In the past 25 years, agriculture has seen the full gamut of new programs from environmental farm plans to neonicotinoid-use restrictions in Ontario. Some are relatively farm friendly, some less so.
Like them or hate them, they’re all meant to be in the name of sustainability, traceability and food safety and security, which are under the watchful gaze of an increasingly urban population.
Now add one more set of guidelines to that list: maximum residue limits (MRLs). Unlike the others, which are imposed at the farm level, MRLs are creating confusion on an international stage and have garnered more attention in light of recent trade agreements. In spite of the potential benefits of the Trans-Pacific Partnership (TPP) and the Comprehensive Economics and Trade Agreement (CETA), there is also the opportunity for trade disruptions from MRL-based disputes.
There are two primary issues.
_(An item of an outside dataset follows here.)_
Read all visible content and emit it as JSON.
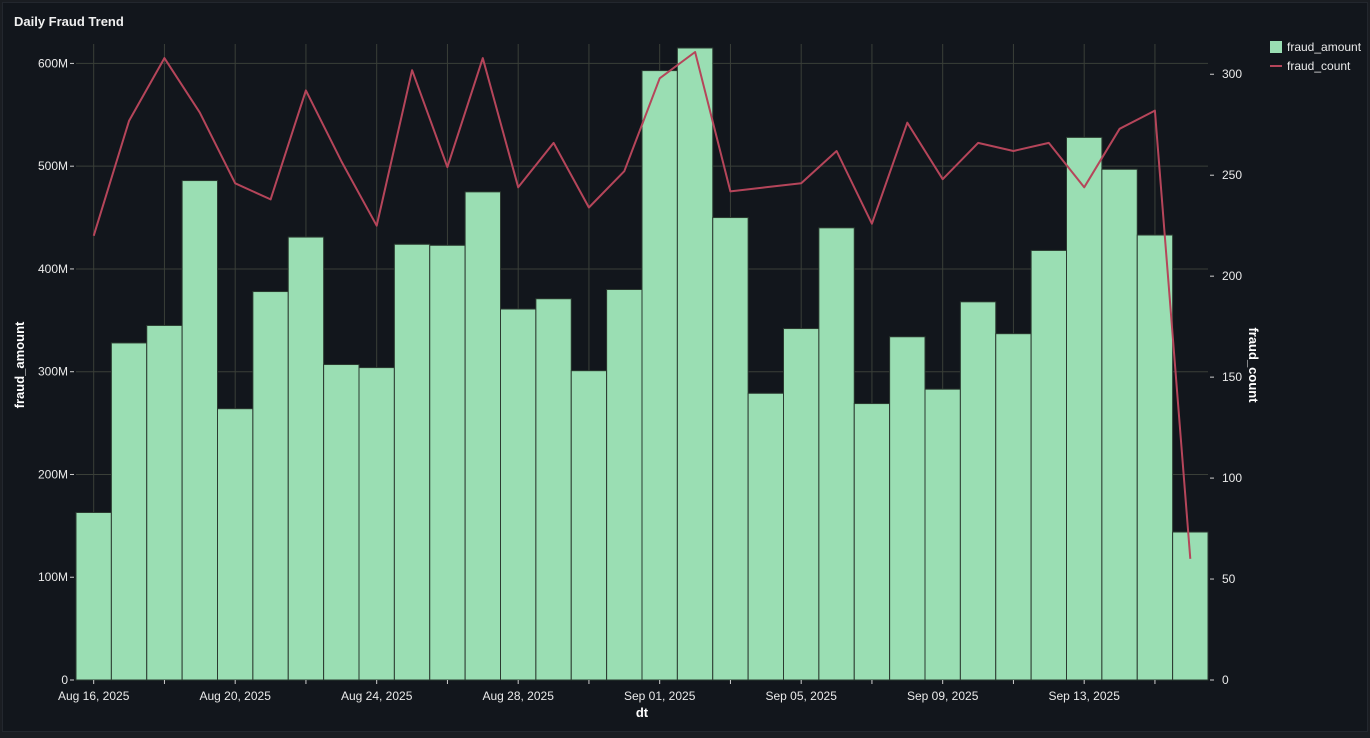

One is the establishment of tolerance levels for registered chemistries, and the other is the backlog of registrations before Codex Alimentarius, a combined agency of the World Health Organization and the United Nations’ Food and Agriculture Organization (FAO).
The first issue brings into play the science of detection, which has become finer and finer over the past 30 years, so we can often measure in parts per trillion today, not just parts per million.
Despite that evolution, however, many of the countries Canada trades with still apply strict zero tolerances, making trade standards unpredictable and a stumbling block in trade relations.
The second component involves Codex and its near-four-year backlog, which can also create significant barriers to trade. In that four-year period, countries might be trading commodities based on mutually agreed standards, yet Codex could establish a different MRL, thereby putting their inventories at risk.
It’s also worth noting that the maximum residue limits play a larger role in trade relations and negotiations on the horticultural side of agriculture.